9. "When I Grow Up (To Be a Man)" (1964, #9)
When I was around 8 or 9 years old, I remember this song really striking a chord with me (music pun not intended) because it was the first time I remember thinking about the realities of becoming an adult. In the song, the narrator laments whether, when he grows up, he'll "dig the same things that turn me on as a kid." I heard this, and I lost a little bit of my innocence because I realized that, when I became an adult, I probably wouldn't still watch cartoons every morning, trade baseball cards with my friends, or build reckless bike ramps on the sidewalk. That said, I still love pussy, so one out of four ain't bad.

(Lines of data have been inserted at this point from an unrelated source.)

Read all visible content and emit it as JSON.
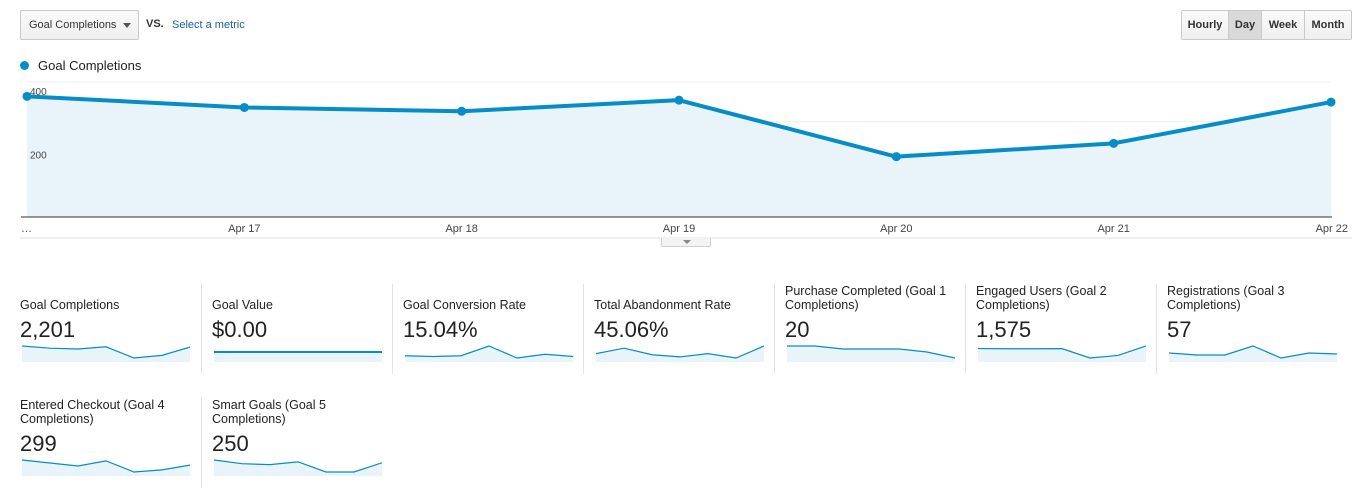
{
  "controls": {
    "metric_select": "Goal Completions",
    "vs": "VS.",
    "select_metric": "Select a metric",
    "time_buttons": [
      "Hourly",
      "Day",
      "Week",
      "Month"
    ],
    "active_time": "Day"
  },
  "chart_data": {
    "type": "area",
    "series": [
      {
        "name": "Goal Completions",
        "values": [
          380,
          345,
          333,
          368,
          190,
          232,
          362
        ]
      }
    ],
    "x": [
      "…",
      "Apr 17",
      "Apr 18",
      "Apr 19",
      "Apr 20",
      "Apr 21",
      "Apr 22"
    ],
    "y_ticks": [
      "400",
      "200"
    ],
    "ylim": [
      0,
      400
    ],
    "grid": true,
    "legend": "top-left",
    "color": "#058dc7",
    "fill_color": "#e8f4fa"
  },
  "scorecards": [
    {
      "label": "Goal Completions",
      "value": "2,201",
      "trend": [
        380,
        345,
        333,
        368,
        190,
        232,
        362
      ]
    },
    {
      "label": "Goal Value",
      "value": "$0.00",
      "trend": [
        0,
        0,
        0,
        0,
        0,
        0,
        0
      ]
    },
    {
      "label": "Goal Conversion Rate",
      "value": "15.04%",
      "trend": [
        15.2,
        15.1,
        15.2,
        16.5,
        14.9,
        15.4,
        15.1
      ]
    },
    {
      "label": "Total Abandonment Rate",
      "value": "45.06%",
      "trend": [
        45.5,
        46,
        45.4,
        45.2,
        45.5,
        45.1,
        46.2
      ]
    },
    {
      "label": "Purchase Completed (Goal 1 Completions)",
      "value": "20",
      "trend": [
        5,
        5,
        4,
        4,
        4,
        3,
        1
      ]
    },
    {
      "label": "Engaged Users (Goal 2 Completions)",
      "value": "1,575",
      "trend": [
        280,
        278,
        278,
        279,
        170,
        200,
        310
      ]
    },
    {
      "label": "Registrations (Goal 3 Completions)",
      "value": "57",
      "trend": [
        10,
        8,
        8,
        17,
        5,
        10,
        9
      ]
    },
    {
      "label": "Entered Checkout (Goal 4 Completions)",
      "value": "299",
      "trend": [
        48,
        41,
        34,
        46,
        20,
        25,
        36
      ]
    },
    {
      "label": "Smart Goals (Goal 5 Completions)",
      "value": "250",
      "trend": [
        40,
        36,
        35,
        38,
        27,
        27,
        37
      ]
    }
  ]
}
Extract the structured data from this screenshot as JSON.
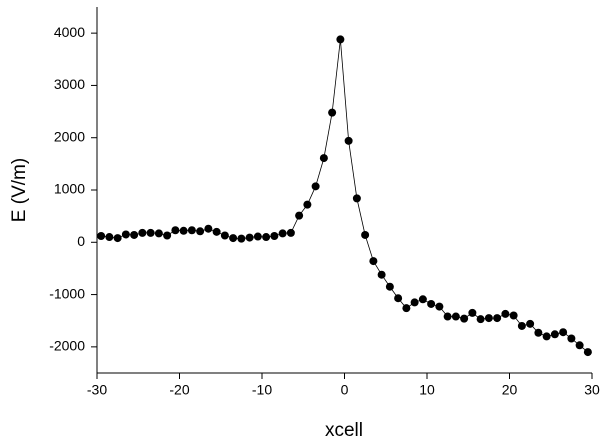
{
  "chart_data": {
    "type": "line",
    "x_label": "xcell",
    "y_label": "E (V/m)",
    "x": [
      -29.5,
      -28.5,
      -27.5,
      -26.5,
      -25.5,
      -24.5,
      -23.5,
      -22.5,
      -21.5,
      -20.5,
      -19.5,
      -18.5,
      -17.5,
      -16.5,
      -15.5,
      -14.5,
      -13.5,
      -12.5,
      -11.5,
      -10.5,
      -9.5,
      -8.5,
      -7.5,
      -6.5,
      -5.5,
      -4.5,
      -3.5,
      -2.5,
      -1.5,
      -0.5,
      0.5,
      1.5,
      2.5,
      3.5,
      4.5,
      5.5,
      6.5,
      7.5,
      8.5,
      9.5,
      10.5,
      11.5,
      12.5,
      13.5,
      14.5,
      15.5,
      16.5,
      17.5,
      18.5,
      19.5,
      20.5,
      21.5,
      22.5,
      23.5,
      24.5,
      25.5,
      26.5,
      27.5,
      28.5,
      29.5
    ],
    "values": [
      120,
      100,
      80,
      150,
      140,
      180,
      180,
      170,
      130,
      230,
      220,
      230,
      210,
      260,
      200,
      130,
      80,
      70,
      90,
      110,
      100,
      120,
      170,
      180,
      510,
      720,
      1070,
      1610,
      2480,
      3880,
      1940,
      840,
      140,
      -360,
      -620,
      -850,
      -1070,
      -1260,
      -1150,
      -1090,
      -1180,
      -1230,
      -1420,
      -1420,
      -1460,
      -1350,
      -1470,
      -1450,
      -1450,
      -1370,
      -1400,
      -1600,
      -1560,
      -1730,
      -1800,
      -1760,
      -1720,
      -1840,
      -1970,
      -2100
    ],
    "color": "#000000",
    "xlim": [
      -30,
      30
    ],
    "xticks": [
      -30,
      -20,
      -10,
      0,
      10,
      20,
      30
    ],
    "ylim": [
      -2500,
      4500
    ],
    "yticks": [
      -2000,
      -1000,
      0,
      1000,
      2000,
      3000,
      4000
    ],
    "grid": false
  }
}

10. "Wouldn't It Be Nice" (1966, #8)
This is the first track off of Pet Sounds, and it's just about as perfect a pop song as you can get, from the fairytale-esque intro to the Wall of Sound production for the rest of the song to the quaint and relatable topic of talking about your future with your girlfriend/boyfriend. My mom always used to tell me that this was her and her high school boyfriend's "song." I had always assumed the woman who gave birth to me wouldn't lie to her son's face over and over again for the better part of thirty years, but the other day, I realized that Pet Sounds was released only a couple weeks before she graduated from high school, and "Wouldn't It Be Nice" wasn't released as a single until several months later. What else, Mom? When I talked to the Easter Bunny on the phone, it was really my aunt pretending to be an anthropomorphic rabbit?